Just off the top of the internal package I’m working on right now: The pressure of saturated water vapor.
Dirty formula
function buck_eq(temp::T) where T<:Unitful.Temperature
Tc = temp |> u"°C" |> ustrip
aw = 6.1121
bw = 18.678
cw = 257.14
dw = 234.5
return aw * exp((bw - Tc/dw) * Tc/(Tc + cw)) * u"hPa"
end
LOL! If you look in the history of the wikipedia article on the Arden Buck equation you’ll find that I wrote the initial article in 2007! blast from the past. I needed something for looking at water vapor in building materials and did some research then summarized it on the wiki page. Small world!
Ideally, Buck would have expressed his model in a more explicitly nondimensional form. I’m happy to show how dimensionless form for such things could work well but it’s offtopic, if a moderator wants to split this thread to a new offtopic one we could continue there? Otherwise maybe send me a DM?
The short version is you’re working with conditions not far from freezing at atmospheric pressure so you’d probably use dimensionless temp T’ = T/T_ice and Pressure as P’ = P/P_atm and then do the algebra to rearrange his equation a little. You might also choose P’ = P/P_0 where P_0 is the vapor pressure of water in equilibrium with ice at 0 C and atmospheric pressure.
For his equation this would put T’ in the range about [0.7, 1.18] and the P’ would also be in unit type ranges.
Oh nice, they split off our topic, so I can say here what I said in DM, which is basically that YES you want to nondimensionalize everything, but NO you don’t usually do that in a separate way for every subsystem of a complex problem.
When things have multiple scales it’s definitely possible to find that in dimensionless terms, some of the values are by design near 1, and others are “small parameters” or “large parameters”.

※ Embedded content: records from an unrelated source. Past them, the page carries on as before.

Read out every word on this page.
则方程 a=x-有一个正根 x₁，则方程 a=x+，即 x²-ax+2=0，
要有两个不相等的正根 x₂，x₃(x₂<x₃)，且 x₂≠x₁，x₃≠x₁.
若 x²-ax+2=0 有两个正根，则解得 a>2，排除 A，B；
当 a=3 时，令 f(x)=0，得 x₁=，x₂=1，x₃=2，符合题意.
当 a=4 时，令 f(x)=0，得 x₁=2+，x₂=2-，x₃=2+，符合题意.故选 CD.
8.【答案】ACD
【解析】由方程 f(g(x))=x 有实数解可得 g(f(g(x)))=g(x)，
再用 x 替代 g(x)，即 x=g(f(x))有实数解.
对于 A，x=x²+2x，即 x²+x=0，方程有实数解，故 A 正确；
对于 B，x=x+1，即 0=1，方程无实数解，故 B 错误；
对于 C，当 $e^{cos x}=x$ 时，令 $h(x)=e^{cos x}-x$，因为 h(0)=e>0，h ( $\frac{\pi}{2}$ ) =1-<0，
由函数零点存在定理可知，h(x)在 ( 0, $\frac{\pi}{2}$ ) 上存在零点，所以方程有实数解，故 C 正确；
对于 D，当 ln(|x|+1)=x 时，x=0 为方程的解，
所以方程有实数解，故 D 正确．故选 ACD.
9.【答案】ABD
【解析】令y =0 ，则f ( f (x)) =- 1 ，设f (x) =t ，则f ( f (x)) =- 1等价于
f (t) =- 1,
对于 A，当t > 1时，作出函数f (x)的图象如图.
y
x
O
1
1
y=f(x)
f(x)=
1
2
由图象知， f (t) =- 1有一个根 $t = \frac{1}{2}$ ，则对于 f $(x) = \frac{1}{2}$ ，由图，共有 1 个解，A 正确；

When you’re just taking a published correlation equation and using it, of course it’s not necessarily great to rewrite the published equations, but you can still do things like:
function buck_eq_ND(tempND)
tC = NDtoC(tempND)
... Published Celsius buck equation stuff here ...
press_hPa ...
press_ND = hPatoND(press_hPa)
end
So that you can use the temperature scales appropriate for your real problem (dimensionless) while invoking the published equation which only works in units of C.